Una historia bonita
martes 27.oct.2015 por Ricardo Olmedo 0 Comentarios
Alguno llegó en patera, otros a saber cómo. Pero llegaron. Porque los hubo que se quedaron por el camino. Por el amargo camino de los inmigrantes y refugiados. De la mano de sus madres, dejando tierra y familia, dejando paisajes donde alguno aprendió a andar y a ese vivir como niño bajo la luz africana. Otros nacieron aquí. Sus madres los nacieron en esta otra tierra a la que vinieron a ganarse la vida, huyendo de hambrunas, miserias y caminos cortados para desarrollarse como personas.

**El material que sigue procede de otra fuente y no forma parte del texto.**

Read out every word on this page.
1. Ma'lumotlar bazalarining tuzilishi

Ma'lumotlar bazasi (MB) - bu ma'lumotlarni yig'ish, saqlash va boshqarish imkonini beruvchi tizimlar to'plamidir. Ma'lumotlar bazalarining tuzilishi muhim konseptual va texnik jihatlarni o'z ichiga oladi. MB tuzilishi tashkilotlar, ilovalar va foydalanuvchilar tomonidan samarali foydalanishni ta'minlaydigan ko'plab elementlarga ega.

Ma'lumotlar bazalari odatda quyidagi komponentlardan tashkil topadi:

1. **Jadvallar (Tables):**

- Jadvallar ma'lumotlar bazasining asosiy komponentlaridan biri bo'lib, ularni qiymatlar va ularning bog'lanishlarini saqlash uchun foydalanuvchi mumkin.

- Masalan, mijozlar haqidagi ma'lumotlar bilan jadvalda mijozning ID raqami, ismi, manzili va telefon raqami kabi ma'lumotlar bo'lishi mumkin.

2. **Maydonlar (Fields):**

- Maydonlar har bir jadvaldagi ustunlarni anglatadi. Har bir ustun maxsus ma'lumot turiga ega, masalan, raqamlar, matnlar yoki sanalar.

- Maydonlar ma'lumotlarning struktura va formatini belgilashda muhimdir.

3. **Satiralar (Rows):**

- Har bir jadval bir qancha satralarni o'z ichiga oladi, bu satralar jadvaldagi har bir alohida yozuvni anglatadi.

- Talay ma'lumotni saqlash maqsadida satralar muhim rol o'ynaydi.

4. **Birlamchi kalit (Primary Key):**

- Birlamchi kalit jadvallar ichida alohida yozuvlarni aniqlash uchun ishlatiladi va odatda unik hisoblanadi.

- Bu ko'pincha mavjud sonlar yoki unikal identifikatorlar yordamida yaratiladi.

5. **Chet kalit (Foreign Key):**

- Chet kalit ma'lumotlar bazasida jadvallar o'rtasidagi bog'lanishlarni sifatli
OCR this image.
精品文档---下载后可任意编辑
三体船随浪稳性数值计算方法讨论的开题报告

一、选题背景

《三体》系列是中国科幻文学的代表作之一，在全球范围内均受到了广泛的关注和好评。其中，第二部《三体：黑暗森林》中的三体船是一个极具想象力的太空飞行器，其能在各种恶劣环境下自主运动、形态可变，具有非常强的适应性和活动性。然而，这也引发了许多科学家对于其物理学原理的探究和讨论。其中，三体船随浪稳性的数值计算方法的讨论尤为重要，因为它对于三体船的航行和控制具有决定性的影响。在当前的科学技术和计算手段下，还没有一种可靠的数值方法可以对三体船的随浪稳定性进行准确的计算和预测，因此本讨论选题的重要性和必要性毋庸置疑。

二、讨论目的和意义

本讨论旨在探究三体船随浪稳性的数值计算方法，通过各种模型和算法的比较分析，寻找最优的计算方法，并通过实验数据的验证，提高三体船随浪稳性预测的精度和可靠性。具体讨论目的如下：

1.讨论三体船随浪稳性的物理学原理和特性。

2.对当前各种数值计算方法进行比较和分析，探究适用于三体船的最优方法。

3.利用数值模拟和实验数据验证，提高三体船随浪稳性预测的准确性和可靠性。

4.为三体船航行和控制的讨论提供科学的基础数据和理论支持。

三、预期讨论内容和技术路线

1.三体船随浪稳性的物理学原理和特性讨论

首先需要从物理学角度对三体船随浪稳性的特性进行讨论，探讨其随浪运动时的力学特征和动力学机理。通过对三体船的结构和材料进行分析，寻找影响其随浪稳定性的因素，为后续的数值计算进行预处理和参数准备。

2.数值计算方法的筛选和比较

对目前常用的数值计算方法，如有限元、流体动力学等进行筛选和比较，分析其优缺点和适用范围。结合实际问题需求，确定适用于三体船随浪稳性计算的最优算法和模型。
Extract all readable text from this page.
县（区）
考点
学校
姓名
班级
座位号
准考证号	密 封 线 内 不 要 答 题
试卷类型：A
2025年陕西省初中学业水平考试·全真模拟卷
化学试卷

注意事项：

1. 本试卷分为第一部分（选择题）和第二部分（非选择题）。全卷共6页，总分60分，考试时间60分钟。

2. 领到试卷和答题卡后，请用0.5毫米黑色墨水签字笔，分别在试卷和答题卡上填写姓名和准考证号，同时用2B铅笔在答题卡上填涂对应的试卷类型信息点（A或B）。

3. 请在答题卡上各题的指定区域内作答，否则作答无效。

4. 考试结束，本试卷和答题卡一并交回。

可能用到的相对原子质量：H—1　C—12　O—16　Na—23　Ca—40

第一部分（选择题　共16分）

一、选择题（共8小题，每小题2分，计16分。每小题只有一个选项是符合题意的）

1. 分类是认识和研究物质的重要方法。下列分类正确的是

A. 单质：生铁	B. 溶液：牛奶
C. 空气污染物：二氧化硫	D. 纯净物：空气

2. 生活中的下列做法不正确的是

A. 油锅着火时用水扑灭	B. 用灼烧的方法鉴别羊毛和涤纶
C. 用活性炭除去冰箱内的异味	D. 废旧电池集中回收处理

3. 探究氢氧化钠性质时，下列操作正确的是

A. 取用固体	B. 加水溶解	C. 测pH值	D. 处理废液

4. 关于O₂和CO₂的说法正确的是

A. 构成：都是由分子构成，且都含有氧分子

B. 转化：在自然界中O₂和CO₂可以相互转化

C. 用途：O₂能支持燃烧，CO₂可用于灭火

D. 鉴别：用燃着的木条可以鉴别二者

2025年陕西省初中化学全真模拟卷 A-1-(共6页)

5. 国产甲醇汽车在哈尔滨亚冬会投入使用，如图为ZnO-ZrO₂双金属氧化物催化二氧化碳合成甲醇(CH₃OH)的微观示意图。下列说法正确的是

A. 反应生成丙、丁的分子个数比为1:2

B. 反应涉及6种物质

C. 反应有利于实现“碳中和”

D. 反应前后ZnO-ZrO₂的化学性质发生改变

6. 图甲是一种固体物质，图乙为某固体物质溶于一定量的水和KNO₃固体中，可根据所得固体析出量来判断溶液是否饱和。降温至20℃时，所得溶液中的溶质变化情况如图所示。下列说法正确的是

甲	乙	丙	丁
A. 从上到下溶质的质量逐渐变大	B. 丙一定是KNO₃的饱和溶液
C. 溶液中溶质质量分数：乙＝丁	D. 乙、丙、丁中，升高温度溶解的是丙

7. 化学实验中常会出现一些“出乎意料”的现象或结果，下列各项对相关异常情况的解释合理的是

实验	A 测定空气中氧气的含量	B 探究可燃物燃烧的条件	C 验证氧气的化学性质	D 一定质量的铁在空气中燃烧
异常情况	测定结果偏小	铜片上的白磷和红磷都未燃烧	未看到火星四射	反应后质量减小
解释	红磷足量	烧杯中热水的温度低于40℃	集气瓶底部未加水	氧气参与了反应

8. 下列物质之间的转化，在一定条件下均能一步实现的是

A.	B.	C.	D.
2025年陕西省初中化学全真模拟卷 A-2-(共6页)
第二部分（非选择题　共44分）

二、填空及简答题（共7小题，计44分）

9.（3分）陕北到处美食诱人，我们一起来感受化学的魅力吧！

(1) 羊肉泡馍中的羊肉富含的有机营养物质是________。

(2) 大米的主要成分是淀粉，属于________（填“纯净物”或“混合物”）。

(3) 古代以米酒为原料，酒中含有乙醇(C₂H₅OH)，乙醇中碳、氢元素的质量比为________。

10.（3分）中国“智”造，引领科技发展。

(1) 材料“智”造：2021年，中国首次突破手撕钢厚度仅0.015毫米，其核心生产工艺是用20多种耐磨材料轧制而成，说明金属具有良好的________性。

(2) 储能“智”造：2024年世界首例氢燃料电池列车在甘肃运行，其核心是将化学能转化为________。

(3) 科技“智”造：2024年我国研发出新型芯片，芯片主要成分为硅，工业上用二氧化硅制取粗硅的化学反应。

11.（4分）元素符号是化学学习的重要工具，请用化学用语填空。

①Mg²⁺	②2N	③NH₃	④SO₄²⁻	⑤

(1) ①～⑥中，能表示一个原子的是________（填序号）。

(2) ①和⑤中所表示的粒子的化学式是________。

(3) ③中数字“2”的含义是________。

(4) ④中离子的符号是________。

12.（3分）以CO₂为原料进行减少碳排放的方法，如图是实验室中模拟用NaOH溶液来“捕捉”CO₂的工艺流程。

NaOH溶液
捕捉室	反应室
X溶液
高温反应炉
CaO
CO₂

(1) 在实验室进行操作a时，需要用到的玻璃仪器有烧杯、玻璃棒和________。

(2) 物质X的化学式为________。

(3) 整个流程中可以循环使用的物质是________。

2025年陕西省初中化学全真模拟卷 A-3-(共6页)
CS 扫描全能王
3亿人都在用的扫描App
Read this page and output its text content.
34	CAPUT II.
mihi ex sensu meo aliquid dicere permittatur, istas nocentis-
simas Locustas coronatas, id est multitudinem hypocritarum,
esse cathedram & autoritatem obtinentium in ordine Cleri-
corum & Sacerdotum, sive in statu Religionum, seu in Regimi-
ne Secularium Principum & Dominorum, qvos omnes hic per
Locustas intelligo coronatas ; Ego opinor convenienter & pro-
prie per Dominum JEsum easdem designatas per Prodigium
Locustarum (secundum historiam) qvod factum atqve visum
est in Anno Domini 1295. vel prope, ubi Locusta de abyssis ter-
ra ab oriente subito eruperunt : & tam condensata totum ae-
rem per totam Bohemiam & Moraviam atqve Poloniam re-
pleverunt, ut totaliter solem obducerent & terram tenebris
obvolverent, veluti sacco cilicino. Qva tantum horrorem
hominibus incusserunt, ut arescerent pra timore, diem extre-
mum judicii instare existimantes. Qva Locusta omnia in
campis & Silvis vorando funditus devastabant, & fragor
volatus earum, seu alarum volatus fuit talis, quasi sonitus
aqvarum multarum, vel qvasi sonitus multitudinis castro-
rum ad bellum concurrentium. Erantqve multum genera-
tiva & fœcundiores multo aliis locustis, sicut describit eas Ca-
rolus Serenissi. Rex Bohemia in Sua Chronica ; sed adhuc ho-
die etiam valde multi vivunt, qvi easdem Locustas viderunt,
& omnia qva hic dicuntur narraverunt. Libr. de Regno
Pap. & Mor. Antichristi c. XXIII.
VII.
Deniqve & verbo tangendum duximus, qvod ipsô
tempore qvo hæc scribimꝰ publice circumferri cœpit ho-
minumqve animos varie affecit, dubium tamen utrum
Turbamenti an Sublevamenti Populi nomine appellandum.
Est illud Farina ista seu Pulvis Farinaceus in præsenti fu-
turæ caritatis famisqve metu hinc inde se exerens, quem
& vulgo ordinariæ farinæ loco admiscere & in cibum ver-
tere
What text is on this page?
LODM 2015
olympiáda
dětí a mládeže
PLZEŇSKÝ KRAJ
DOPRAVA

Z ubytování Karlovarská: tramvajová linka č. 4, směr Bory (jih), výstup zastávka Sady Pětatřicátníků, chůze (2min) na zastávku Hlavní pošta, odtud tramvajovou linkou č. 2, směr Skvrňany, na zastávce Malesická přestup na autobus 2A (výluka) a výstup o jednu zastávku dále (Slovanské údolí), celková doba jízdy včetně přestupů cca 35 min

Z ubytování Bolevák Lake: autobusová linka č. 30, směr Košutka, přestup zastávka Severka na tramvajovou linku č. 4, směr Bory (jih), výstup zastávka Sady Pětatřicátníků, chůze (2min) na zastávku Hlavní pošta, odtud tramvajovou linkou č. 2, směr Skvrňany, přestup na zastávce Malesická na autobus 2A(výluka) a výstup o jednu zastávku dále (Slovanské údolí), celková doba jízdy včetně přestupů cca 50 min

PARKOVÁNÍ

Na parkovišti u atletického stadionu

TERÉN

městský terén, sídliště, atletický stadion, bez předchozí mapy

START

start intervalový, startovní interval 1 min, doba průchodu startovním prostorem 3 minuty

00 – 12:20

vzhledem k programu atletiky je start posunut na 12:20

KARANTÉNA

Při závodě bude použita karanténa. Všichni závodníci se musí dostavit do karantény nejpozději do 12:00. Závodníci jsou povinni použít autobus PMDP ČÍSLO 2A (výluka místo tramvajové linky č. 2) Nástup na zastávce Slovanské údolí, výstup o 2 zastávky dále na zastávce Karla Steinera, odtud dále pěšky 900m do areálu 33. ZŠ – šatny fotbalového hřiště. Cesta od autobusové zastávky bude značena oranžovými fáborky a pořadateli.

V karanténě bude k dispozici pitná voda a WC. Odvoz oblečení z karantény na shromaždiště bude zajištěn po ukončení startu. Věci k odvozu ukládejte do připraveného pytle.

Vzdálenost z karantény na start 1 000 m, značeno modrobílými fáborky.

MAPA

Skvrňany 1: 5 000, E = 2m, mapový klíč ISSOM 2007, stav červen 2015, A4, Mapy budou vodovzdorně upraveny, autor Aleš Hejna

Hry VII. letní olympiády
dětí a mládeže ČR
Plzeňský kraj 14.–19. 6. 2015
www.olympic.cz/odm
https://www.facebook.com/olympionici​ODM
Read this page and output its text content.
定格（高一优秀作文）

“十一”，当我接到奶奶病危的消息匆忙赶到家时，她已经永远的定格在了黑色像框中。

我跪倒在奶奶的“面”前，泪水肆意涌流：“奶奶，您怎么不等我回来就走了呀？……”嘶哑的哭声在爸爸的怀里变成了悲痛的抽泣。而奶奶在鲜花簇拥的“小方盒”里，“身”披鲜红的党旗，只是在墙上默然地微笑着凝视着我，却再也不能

Me los he encontrado en casa de las religiosas reparadoras del Sagrado Corazón. En Majadahonda, muy cerquita de Madrid. Allí están Dioume, Fatoumata, Joseph, Esperanza, Mirian... hasta doce. Esta docena de vidas y sonrisas viven con las hermanas y estudian en el colegio que tienen ellas junto a su casa. Estas mujeres, valientes, decidieron reformar su vivienda y acoger a hijos de mujeres africanas cuya situación no es la mejor para cuidar y criar a sus hijos. De lunes a viernes desayunos, comidas, cenas, deberes, colegio, excursiones, el dalsy cuando están malitos, los baños, los mimos y el cariño, muchas dosis de cariño.
Estos doce niños y niñas son de Camerún, Senegal, Sierra Leona, Costa de Marfil, Ruanda o Nigeria: una geografía de la escasez, un mapamundi de angustias. Y no hablo de oídas porque he estado en todos esos lugares, excepto Nigeria. Esta docena de criaturas no sabe aún la suerte que han tenido, gracias a esas mujeres valientes que han puesto sus vidas al servicio de los más frágiles, de los más vulnerables. Y lo hacen sin aspavientos, con la normalidad de las madres de familia que viven y se desviven por sus hijos.
Las hermanas no quieren "institucionalizar" el asunto, sino crear un hogar donde las madres puedan dejar tranquilas a sus hijos para seguir luchando por ganarse la vida, aunque no lo tengan fácil, aunque trabajen por cuatro perras, aunque no les hagan contratos, aunque las engañen, aunque tengan que malvivir en una habitación con derecho a cocina. De esas fatigas se libran sus hijos porque comen y duermen caliente, van a un buen cole y hay gente con tiempo para cuidarlos. Toda una historia de esas bonitas que me encuentro cuando hago nuestros reportajes.
Esa historia va dentro de un programa que cuenta lo que hace la Asociación Karibu, que se ocupa y preocupa por las personas inmigrantes y refugiadas africanas que llegan a España. Ahora cumplen 25 años de trabajo. Cientos de voluntarios y colaboradores echan una mano. Como estas religiosas de Majadahonda que, entre la merienda, los juegos y los deberes, me cuentan que están felices. Y no lo dudo. Me lo creo porque veo la sonrisa de Mónica y Paola, la alegría de Oluwatoyin o la carita de Samuel, que esta mañana estaba con unas decimillas de fiebre y, ahora, con el pijama y el albornoz, quiere jugar con los demás. Porque la vida, para estos hijos de la inmigración, todavía es un juego. Menos mal.